Software Transactional Memory (STM) is an optimistic concurrency control mechanism that simplifies parallel programming. Still, there has been little interest in its applicability for reactive applications in which there is a required response time for certain operations. In an article published in ACM Transactions on Parallel Computing (TOPC) [11] , we propose supporting such applications by allowing programmers to associate time with atomic blocks in the forms of deadlines and QoS requirements. Based on statistics of past executions, we adjust the execution mode of transactions by decreasing the level of optimism as the deadline approaches. In the presence of concurrent deadlines, we propose different conflict resolution policies. Execution mode switching mechanisms allow meeting multiple deadlines in a consistent manner, with potential QoS degradations being split fairly among several threads as contention increases, and avoiding starvation. Our implementation consists of extensions to a STM runtime that allow gathering statistics and switching execution modes. We also propose novel contention managers adapted to transactional workloads subject to deadlines. The experimental evaluation shows that our approaches significantly improve the likelihood of a transaction meeting its deadline and QoS requirement, even in cases where progress is hampered by conflicts and other concurrent transactions with deadlines.

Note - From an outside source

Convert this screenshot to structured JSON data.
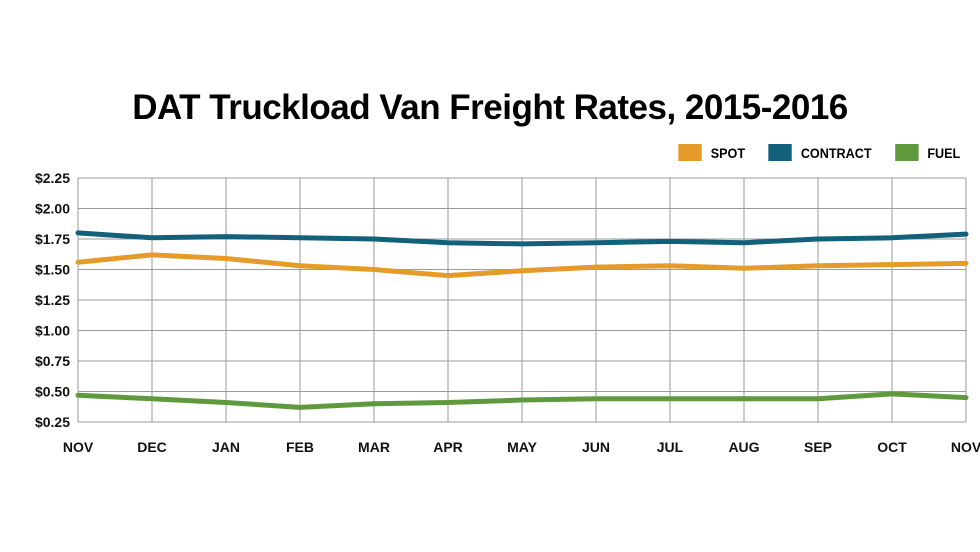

A challenge in designing a peer-to-peer (P2P) system is to ensure that the system is able to tolerate selfish nodes that strategically deviate from their specification whenever doing so is convenient. In a paper published at SRDS 2015 [13] , we propose RACOON, a framework for the design of P2P systems that are resilient to selfish behaviours. While most existing solutions target specific systems or types of selfishness, RACOON proposes a generic and semi-automatic approach that achieves robust and reusable results. Also, RACOON supports the system designer in the performance-oriented tuning of the system, by proposing a novel approach that combines Game Theory and simulations. We illustrate the benefits of using RACOON by designing two P2P systems: a live streaming and an anonymous communication system. In simulations and a real deployment of the two applications on a testbed comprising 100 nodes, the systems designed using RACOON achieve both resilience to selfish nodes and high performance.